La popolazione aumenta complessivamente per il solo effetto delle migrazioni dall’estero, ma l’apporto dato alla natalità dalle donne immigrate non è più tale da controbilanciare quello delle italiane, perché anche loro iniziano ad allinearsi al comportamento delle nostre connazionali. Quindi l’immigrazione non è quella soluzione magica che alcuni credevano, anche sotto un altro profilo…
 
In che senso?
 
Il saldo migratorio registra un incremento di 380mila persone, tutto ciò pone problemi di integrazione di non facile soluzione anche in prospettiva di una popolazione italiana che va sempre più invecchiando e quindi è sempre meno flessibile ai cambiamenti.
 
Il Rapporto-proposta che sta per essere consegnato alle stampe quali luce dà agli ultimi dati dell’Istat?
 
Siamo ancora in tempo per intervenire ma bisogna prendere atto della realtà.

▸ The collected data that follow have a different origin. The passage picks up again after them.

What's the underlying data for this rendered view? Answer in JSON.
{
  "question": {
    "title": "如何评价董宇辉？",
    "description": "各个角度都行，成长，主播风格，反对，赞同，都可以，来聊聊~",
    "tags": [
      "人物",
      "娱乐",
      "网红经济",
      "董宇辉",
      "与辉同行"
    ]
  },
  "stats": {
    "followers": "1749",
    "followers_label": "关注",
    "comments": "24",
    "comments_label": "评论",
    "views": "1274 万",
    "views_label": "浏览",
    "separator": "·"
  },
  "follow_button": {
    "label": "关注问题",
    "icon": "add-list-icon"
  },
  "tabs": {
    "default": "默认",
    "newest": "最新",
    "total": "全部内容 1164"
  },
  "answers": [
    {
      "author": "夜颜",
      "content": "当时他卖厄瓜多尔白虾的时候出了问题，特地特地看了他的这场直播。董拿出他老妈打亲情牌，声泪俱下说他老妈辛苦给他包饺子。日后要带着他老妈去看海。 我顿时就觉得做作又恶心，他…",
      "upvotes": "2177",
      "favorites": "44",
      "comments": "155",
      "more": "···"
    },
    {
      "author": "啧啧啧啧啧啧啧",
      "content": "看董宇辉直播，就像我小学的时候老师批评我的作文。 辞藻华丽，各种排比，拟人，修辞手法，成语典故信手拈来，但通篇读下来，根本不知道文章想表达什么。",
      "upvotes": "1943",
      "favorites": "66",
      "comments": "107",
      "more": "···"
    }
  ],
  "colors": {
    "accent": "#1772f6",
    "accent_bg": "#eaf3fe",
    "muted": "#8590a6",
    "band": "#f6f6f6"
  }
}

Infatti attualmente si conferma la crisi accertata di formazione del capitale umano e di formazione dei nuclei familiari: i matrimoni vanno diminuendo, le date delle nozze sono spostate in avanti. Il valore della famiglia resta apprezzato dalla popolazione italiana, ma è sempre più vissuto con difficoltà. Sorgono forme di diversa natura: come matrimoni misti, famiglie ricostituite, convivenze, ma nonostante ciò il modello tradizionale classico rimane valido, è condiviso, segnalando però grosse difficoltà. Un’altra criticità è rappresentata dai giovani che restano nella famiglia d’origine, un fenomeno generalizzato tanto nell’Italia del nord che in quella del sud.
 
Ma come mai la fecondità delle donne italiane non riesce a scostarsi dal livello di 1,4, che è del tutto insufficiente a rimpiazzare la popolazione italiana?
 
Un segnale di sofferenza è il fatto che il numero di figli desiderati è ampiamente superiore a due. C’è una situazione in cui si vorrebbe avere una famiglia più numerosa con un secondo figlio, in qualche caso con il terzo. Nei fatti ci si ferma al primogenito, raramente si arriva al secondo. Questo è un altro dei segnali di sofferenza che emergono.
 
Ma se si passa dalla diagnosi alla terapia?
 
I punti critici sono la difficoltà di conciliare maternità e lavoro, il costo dei figli, un sistema di servizi ancora inadeguato. Questo non vuol dire che non ci siano esperienze interessanti e che non si siano fatti passi avanti in qualche caso, ma certamente siamo ancora lontani dal rispondere ai bisogni che la nostra società esprime a questo riguardo.
 
Allora che fare?
 
Come emerge nel Rapporto-proposta, una volta identificati i punti deboli, si devono indicare quali sono gli interventi politici e le esperienze che vi possono porre rimedio: ad esempio in campo fiscale il quoziente familiare o le sue varianti, servizi più adeguati, interventi di welfare familiare specificamente mirati ai nuclei con figli e non genericamente alle situazioni di povertà. L’intervento deve essere legato essenzialmente al contributo dato alla creazione del capitale umano.
 
Quindi qual è la richiesta fatta alla politica?
 
Si deve partire dalla considerazione che altri Paesi, come ad esempio la Francia, hanno comunque ottenuto dei risultati con degli interventi sostenibili. Quindi non si chiedono cose impossibili, si chiede di poter fare da noi ciò che viene fatto altrove. Si deve capire che l’investimento in capitale umano vale indipendentemente dalle posizioni politiche, è necessario se si vuole garantire la continuità al sistema Paese, è nell’interese di tutti. Si tratta, perciò, quindi di essere disposti a condividere i progetti di intervento in questo senso e anche i loro costi sociali.